RV Winterizing and Winter Storage: The Other Stuff
It is extremely important to protect your batteries from freezing. A battery will freeze if it discharges too much in cold weather, so you need to keep it well charged. The best practice for RV winterizing the battery is to remove it and store it in a warm place, but if you can keep a battery charger operating while in storage, that is OK too. Preventing discharge is also good for your battery’s long term health.
Mice and other critters are also looking for a safe place to winter, so try to close off as many possible openings as you can. The area where water lines come to the interior is always a potential entry path – mice can flatten themselves to fit through tiny openings. Besides prevention, it is a good idea to put out some mouse bait or traps so the little critters can’t thrive if they do get in. This is a commonly overlooked part of RV winterizing, yet one that could be costly if omitted.

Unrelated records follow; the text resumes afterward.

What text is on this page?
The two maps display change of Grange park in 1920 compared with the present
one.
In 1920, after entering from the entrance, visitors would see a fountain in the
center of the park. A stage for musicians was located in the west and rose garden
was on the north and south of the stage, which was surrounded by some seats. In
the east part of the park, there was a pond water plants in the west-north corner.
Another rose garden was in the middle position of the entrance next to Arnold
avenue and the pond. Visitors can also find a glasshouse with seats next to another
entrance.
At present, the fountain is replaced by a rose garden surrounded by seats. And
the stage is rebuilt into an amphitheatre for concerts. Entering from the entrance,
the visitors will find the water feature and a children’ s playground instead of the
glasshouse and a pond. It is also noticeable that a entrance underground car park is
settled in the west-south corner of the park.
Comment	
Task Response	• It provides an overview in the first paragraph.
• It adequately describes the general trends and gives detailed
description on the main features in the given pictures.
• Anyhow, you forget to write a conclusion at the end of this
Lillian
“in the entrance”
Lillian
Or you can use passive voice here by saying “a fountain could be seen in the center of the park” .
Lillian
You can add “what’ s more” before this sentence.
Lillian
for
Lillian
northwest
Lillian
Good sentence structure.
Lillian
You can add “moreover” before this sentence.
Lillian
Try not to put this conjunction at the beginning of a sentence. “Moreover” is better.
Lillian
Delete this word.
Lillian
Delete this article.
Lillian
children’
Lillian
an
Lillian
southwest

The cold can wreck havoc on your RV tires. Tire care should be consideration for everyone when RV winterizing. Most tire manufacturers recommend increasing the tire pressure when in storage and/or removing weight on the tires. You can pump the air pressure up to the sidewall maximum, or even up to 10 psi over, and you can use jacks to partially lift the RV frame to reduce the weight on the tires.
Preventing Snow Damage
This is one area where it pays to play RV winterizing defense. If snow and ice are heavy in your region, consider placing a wood shield over the roof skylights and refrigerator roof vent. Both of those are vulnerable to crushing if snow and ice builds up on them and then goes through repeated freeze and thaw cycles. You can make a simple shield with some scrap 2×4 lumber to make a rectangle and cover it with a piece of plywood or sheet metal. Set the covered box over the skylight or vent so that it carries the snow load.
To Cover or Not?
One hotly debated topic is the use of an RV cover for outside storage. Despite advertiser claims, they are a pain to put on and take off, so you probably don’t want one if you need occasional access to the inside. However, some covers have zip-in doors or slits to make access easier. The best covers are made from a material that “breathes” yet is water resistant. If you choose to cover, be very careful about leaving any place that can flap in the wind. A flapping cover will quickly wear away paint, decals, or even the gel coat from fiberglass. Also watch for sharp corners on the RV that can rub through the cover material.
Considering the damage moisture may do should be part of your RV winterizing process. Moisture build-up inside the RV can be a problem in some climates, so it is best to provide some air circulation if possible. If you can, leave a roof vent or window open a small amount. It may be necessary to put something over the vent or window to deflect rain and snow.
How To Winterize a RV Video
Conclusion: RV Winterizing and Winter Storage
Use these tips for your RV winterizing this off season and you should increase your chances significantly that your RV will be ready to go come spring. Not to mention the years you will add to the life of your RV.